The nation’s unemployment rate dropped to 3.62 percent last month, the lowest in 15 years for May, as companies kept their headcount relatively steady despite a modest increase in the number of people who quit because of job dissatisfaction, the Directorate-General of Budget, Accounting and Statistics (DGBAS) said yesterday.
However, the expected influx of college graduates and part-time jobseekers could raise the unemployment reading slightly this month and through the entire summer vacation, the statistics agency said.
The latest unemployment figure marked a decline of 0.23 percentage point from a year earlier and 0.01 percentage point from the level reported in April, the DGBAS said in a report.
Photo: Pichi Chuang, Reuters
Unemployment after seasonal adjustments stood unchanged at 3.75 percent for three months in a row, the report said, reaffirming a stable job market.
OUT OF WORK
The jobless population stood at 420,000 last month, a decrease of 1,000 from April, because the number of people who lost their jobs due to business closures or seasonal factors dropped by 3,000 and first-time jobseekers fell by 2,000, the report said.
Meanwhile, the number of people who quit their jobs increased by 2,000, the report said.
“The stable economy lends support to the job market,” DGBAS Deputy Director Lo Yi-ling (羅怡玲) said.
Low unemployment is favorable for consumer spending and GDP growth this year, after exports have proven softer than expected, different research institutes have said.
With the advent of the summer vacation, the jobless reading may rise by between 0.2 and 0.4 percentage point between June and August, as college graduates and part-time job seekers enter the market, Lo said based on past experience.
By education breakdown, unemployment was highest among people with a university degree or higher at 4.47 percent, followed by college graduates at 3.85 percent and high-school graduates at 3.86 percent, the report said.
The 15-to-24 age group had the highest unemployment rate at 11.18 percent, compared with 3.85 percent for the 25-to-44 age group and 1.92 percent for the 45-to-64 bracket, the report said.

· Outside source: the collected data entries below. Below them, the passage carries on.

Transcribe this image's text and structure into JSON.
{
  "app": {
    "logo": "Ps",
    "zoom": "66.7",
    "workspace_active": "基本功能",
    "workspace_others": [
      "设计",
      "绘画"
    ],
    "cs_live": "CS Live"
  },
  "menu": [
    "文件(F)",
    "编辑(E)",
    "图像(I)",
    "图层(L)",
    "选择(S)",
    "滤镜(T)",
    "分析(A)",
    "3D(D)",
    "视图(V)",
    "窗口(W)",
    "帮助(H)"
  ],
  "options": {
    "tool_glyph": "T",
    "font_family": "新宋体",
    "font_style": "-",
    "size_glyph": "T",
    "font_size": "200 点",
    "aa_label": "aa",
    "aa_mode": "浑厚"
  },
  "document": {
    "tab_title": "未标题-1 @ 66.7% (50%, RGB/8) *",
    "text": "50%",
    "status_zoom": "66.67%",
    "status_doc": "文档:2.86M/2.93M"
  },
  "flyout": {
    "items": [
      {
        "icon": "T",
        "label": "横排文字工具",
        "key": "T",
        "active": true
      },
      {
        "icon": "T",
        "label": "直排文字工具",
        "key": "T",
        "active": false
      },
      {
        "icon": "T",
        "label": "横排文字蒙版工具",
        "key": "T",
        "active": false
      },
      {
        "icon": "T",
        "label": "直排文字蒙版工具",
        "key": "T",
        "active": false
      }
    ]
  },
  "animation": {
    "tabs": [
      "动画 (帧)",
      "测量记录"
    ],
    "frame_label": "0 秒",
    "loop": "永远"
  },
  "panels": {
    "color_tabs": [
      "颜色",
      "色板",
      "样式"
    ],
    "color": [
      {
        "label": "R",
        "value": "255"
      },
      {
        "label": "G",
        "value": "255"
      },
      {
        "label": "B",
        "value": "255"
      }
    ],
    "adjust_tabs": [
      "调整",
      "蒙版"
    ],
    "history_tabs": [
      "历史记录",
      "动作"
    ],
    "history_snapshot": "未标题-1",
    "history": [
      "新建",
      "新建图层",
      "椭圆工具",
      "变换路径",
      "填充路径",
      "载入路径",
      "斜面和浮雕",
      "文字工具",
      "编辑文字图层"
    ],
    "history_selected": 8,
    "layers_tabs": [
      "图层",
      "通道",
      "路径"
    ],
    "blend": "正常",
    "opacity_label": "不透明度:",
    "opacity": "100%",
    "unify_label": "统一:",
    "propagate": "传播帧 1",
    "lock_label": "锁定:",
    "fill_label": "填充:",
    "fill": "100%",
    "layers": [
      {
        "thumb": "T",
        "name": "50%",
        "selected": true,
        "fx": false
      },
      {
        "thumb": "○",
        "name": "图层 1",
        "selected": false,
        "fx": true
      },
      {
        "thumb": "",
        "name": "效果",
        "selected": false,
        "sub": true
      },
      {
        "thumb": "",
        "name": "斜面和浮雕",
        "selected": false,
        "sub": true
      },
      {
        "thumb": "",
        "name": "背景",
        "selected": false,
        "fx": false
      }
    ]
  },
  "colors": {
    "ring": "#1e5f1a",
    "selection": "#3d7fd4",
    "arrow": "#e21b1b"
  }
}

Taiwan lagged behind major trade rivals in unemployment as the rate in Hong Kong was 3.2 percent, 1.8 percent in Singapore and 3.3 percent in Japan. South Korea had a jobless rate of 3.7 percent.
WAGES UP
Regular monthly wages averaged NT$38,594 in April, up 1.4 percent from a year earlier, the DGBAS said in a separate report.
Adding non-regular compensation, the average monthly wage rose to NT$43,343 in April, an increase of 0.76 percent from a year earlier, the report said.
For the first four months of the year, take-home wages grew 1.53 percent year-on-year to NT$38,452, a record high, the DGBAS said, adding that wage levels rose 2.2 percent after adjustment for deflation.